King Leopold's Congo Free State was an economic, environmental, cultural, and human disaster for the Congo people. Historians estimate that 8-10 million persons perished from the violence, forced labor, and starvation caused by Leopold's lust for power and profits. When he died in 1909 at age 74, much of the world despised him. American poet Vachel Lindsay wrote this epitaph:
Listen to the yell of Leopold's ghost
Burning in Hell for his hand-maimed host,
Hear how the demons chuckle and yell
Cutting his hands off, down in Hell.
For Discussion and Writing
The Congo Free State was an extreme example of one country exploiting another. Similar concerns arise today over the behavior of large corporations doing business in undeveloped countries. What standards should these corporations use for wages, worker safety, child labor, and environmental issues?

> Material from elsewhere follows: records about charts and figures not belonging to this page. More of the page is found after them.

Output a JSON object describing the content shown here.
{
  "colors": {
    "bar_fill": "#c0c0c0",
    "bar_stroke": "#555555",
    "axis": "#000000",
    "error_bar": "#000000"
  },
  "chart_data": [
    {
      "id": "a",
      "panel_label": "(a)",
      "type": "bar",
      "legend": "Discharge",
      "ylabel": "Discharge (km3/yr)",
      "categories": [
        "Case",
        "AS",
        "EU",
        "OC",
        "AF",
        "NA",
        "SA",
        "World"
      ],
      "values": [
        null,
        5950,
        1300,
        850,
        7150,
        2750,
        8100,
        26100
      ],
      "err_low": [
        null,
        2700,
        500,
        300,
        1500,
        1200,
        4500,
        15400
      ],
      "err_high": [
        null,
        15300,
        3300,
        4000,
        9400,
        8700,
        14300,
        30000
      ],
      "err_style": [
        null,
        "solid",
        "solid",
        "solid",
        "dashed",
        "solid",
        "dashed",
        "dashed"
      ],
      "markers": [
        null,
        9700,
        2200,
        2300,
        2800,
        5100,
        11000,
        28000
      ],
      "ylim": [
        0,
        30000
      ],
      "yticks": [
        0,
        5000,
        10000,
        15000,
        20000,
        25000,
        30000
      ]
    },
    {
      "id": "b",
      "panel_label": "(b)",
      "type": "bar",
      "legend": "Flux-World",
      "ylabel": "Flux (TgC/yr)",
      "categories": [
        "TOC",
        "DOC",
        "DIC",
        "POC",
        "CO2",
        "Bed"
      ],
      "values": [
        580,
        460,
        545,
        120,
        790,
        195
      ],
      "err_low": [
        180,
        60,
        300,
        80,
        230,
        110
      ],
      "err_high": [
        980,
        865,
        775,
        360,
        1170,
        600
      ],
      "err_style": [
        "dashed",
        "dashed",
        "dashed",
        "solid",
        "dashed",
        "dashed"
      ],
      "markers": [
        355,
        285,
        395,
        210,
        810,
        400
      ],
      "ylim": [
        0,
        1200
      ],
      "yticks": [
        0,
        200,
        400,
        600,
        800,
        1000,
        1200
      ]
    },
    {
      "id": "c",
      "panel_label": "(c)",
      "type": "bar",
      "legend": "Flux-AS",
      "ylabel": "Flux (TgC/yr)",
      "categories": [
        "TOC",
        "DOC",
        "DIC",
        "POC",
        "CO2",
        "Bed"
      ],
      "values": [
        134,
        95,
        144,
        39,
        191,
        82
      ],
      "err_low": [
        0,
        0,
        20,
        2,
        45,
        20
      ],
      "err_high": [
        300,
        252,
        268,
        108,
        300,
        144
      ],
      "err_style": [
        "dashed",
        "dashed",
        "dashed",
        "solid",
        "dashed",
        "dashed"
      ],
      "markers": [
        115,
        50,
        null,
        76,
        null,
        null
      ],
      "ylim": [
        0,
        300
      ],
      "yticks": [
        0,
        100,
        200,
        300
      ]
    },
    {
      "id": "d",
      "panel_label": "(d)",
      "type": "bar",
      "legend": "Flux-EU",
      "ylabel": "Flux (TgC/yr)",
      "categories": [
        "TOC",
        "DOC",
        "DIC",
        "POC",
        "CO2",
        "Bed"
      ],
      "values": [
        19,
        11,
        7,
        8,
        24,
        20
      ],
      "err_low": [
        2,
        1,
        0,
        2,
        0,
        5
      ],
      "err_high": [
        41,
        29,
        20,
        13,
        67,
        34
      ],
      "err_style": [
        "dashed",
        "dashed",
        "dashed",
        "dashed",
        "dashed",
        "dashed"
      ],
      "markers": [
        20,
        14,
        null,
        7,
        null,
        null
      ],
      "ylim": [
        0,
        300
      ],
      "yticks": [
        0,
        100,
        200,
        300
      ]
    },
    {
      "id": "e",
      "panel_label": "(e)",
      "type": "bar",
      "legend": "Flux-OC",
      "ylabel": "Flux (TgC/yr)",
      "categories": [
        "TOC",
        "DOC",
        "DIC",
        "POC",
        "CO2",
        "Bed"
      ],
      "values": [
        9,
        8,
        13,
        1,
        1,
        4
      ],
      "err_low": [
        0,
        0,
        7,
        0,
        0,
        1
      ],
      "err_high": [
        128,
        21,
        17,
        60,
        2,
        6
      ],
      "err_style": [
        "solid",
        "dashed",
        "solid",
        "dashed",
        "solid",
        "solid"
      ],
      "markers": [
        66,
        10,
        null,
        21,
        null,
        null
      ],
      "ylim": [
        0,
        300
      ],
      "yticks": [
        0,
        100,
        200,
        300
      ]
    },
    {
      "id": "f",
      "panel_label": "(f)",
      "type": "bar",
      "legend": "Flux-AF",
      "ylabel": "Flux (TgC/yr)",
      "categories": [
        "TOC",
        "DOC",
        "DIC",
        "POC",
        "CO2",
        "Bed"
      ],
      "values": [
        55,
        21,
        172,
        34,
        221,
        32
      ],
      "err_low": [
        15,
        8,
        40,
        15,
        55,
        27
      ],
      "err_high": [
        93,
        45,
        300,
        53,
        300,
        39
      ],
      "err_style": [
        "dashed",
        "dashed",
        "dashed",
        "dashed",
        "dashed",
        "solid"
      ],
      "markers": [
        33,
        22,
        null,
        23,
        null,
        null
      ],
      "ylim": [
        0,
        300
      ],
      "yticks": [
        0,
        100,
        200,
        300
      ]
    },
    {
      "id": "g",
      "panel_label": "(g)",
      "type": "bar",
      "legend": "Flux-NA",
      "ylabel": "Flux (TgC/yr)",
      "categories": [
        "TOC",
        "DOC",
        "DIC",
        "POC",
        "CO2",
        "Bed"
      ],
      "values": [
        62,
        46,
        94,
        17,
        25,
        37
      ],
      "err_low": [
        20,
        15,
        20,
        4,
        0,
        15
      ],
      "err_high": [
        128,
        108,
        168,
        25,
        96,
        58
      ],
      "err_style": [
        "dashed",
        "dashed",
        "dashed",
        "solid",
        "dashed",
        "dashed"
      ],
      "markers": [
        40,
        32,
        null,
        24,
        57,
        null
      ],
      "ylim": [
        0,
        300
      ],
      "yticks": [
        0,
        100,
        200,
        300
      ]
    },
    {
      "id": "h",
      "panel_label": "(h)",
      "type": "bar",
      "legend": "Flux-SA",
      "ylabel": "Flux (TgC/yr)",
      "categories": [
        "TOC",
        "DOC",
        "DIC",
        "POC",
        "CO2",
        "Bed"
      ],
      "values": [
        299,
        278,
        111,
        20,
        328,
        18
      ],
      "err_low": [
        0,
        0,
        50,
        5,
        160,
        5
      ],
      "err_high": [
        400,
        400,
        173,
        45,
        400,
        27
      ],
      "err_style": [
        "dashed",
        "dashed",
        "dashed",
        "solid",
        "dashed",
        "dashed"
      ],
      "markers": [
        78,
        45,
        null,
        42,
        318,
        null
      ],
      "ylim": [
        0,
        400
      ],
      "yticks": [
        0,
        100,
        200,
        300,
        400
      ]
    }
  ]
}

Some argue that foreign corporations in undeveloped countries should use the same standards they employ elsewhere in the world. Anything less, they say, exploits workers and the environment. Others argue that corporations should honor the laws of their host country and do not need to bring other standards with them. Corporations, they say, offer much to poorer countries in terms of jobs, education, and economic development. They believe that putting restrictions on them would keep them away from these countries.
In this activity, role play a U.S. congressional committee deciding whether to impose standards on American corporations doing business in undeveloped countries.